須坂市全域へ臭気指数導入を

2013-08-31 07:00 am by 須坂新聞

政治・経済 icon 市環境審議会(山際勝彦会長)は23日、「悪臭防止法に基づく規制地域指定および規制基準の変更について」の諮問(7月3日付)に答申した。①同法3条に規定する規制地域は、現規制地域外からの悪臭苦情にも鑑み、市内全域を規制地域に指定することが公平かつ妥当で、規制地域区分は3区分が適当②現行の特定悪臭物質濃度規制に比べ、規制効果が見込まれる同法4条2項に規定する臭気指数規制の導入が適当―とした。
 さらに、規制基準は諮問案の通り、市内の主要悪臭発生業種ごとの敷地境界線上の規制範囲である臭気強度に対応する臭気指数の最小値を設定し、住民の生活環境を保全することが適当。規制変更の施行日は来年4月1日―とした。
 市は昨年2月8日付環境審議会答申(①高甫地域内で発生している悪臭について、周辺住民の良好な生活環境を保全するため、高甫全域規制が適当②将来的には市全域を規制地域に。臭気指数の導入検討を)を経て、昨年4月2日付告示で「大字八町」の全部(一部から)と「大字野辺」(字吹原・字中原の一部を除く)を新たに規制地域に追加した。
 昨年度は臭気指数導入を検討するため、公益社団法人におい・かおり環境協会へ実態調査を委託した。
 無作為抽出市民アンケート(395件から回答154件)や事業者アンケート(約1,200社のうち臭い関連業種109件から回答60件)をまとめ、事業所臭気測定調査(合計10社)を行った。
 委託法人からの提案を踏まえ、市は全域を規制地域とするため、新たに①工業専用地域②市街化調整区域(高甫は24年度から)③都市計画区域外(同)―の全部の追加を予定する(10月告示予定)。
 また、臭気指数規制(10月告示予定)を導入するため、市内を3地域に区分。

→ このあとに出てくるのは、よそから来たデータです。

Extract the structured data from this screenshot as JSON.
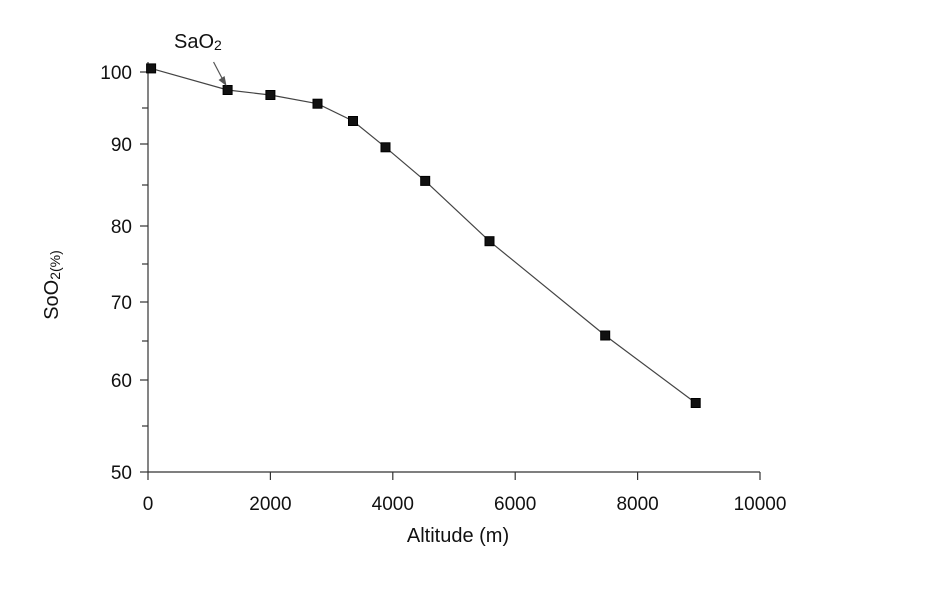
{
  "chart_data": {
    "type": "line",
    "title": "",
    "xlabel": "Altitude (m)",
    "ylabel": "SoO",
    "ylabel_sub": "2(%)",
    "xlim": [
      0,
      10000
    ],
    "ylim": [
      50,
      100
    ],
    "x_ticks": [
      0,
      2000,
      4000,
      6000,
      8000,
      10000
    ],
    "y_tick_labels": [
      {
        "value": 100,
        "label": "100"
      },
      {
        "value": 90,
        "label": "90"
      },
      {
        "value": 80,
        "label": "80"
      },
      {
        "value": 70,
        "label": "70"
      },
      {
        "value": 60,
        "label": "60"
      },
      {
        "value": 50,
        "label": "50"
      }
    ],
    "y_minor_ticks": [
      95,
      85,
      75,
      65,
      55
    ],
    "grid": false,
    "annotation": {
      "text": "SaO",
      "sub": "2",
      "target_index": 1
    },
    "series": [
      {
        "x": [
          50,
          1300,
          2000,
          2770,
          3350,
          3880,
          4530,
          5580,
          7470,
          8950
        ],
        "y": [
          100.5,
          97.5,
          96.8,
          95.6,
          93.2,
          89.6,
          85.5,
          78.0,
          65.7,
          57.5
        ]
      }
    ],
    "colors": {
      "marker": "#111111",
      "line": "#444444",
      "axis": "#333333"
    }
  }
}
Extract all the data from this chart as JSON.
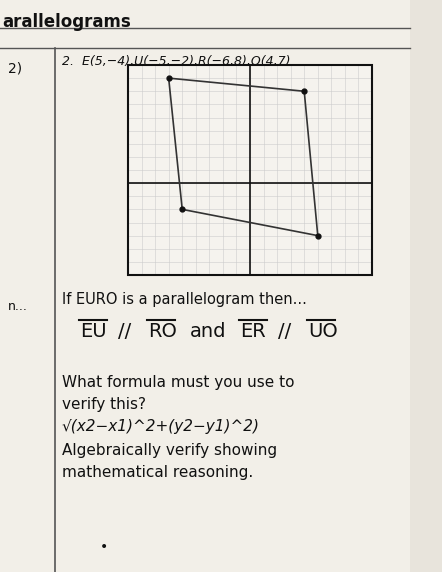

第1地域は用途地域の住居系とし、1号基準(敷地境界線)での臭気指数を11とする。第2地域は商業系とその他区域とし、臭気指数は13に。第3地域は工業系とし、臭気指数は15に。
 人間の嗅覚を用いて悪臭の程度を数値化する臭気指数規制は①住民の悪臭被害の感覚と一致しやすい②測定時に特定悪臭物質の濃度測定のような高額機器を必要としない③精度管理・安全管理マニュアルが策定され、測定の信頼性が高い―のが特徴。県内では松本市に続いて2市目。
 悪臭防止法は、事業場から発生する悪臭について規制し、住民の生活環境を保全することが目的。
 市は市内全域の事業場で事業活動に伴って発生する悪臭原因物の排出が①規制基準に適合しない②不快な臭いにより住民の生活環境が損なわれていると認めるとき―は、相当の期限を定めて改善勧告ができる。
 また、罰則が適用される改善命令も発動できるが、猶予期間が設けられ、来年4月の規制変更施行(予定)から1年後とされる。
 答申に際し、山際会長は取材に「臭気指数規制の理解は難しかった。環境問題に対して繊細になってきているが、住民にとっては切実な課題」と述べた。
 市は原案に対し、国・県・近隣市町村をはじめ市民や事業者などに広く意見を求め、高甫地区役員会や事業者説明会、住民説明会を行ってきた。10月の告示後には再度事業者説明会を予定している。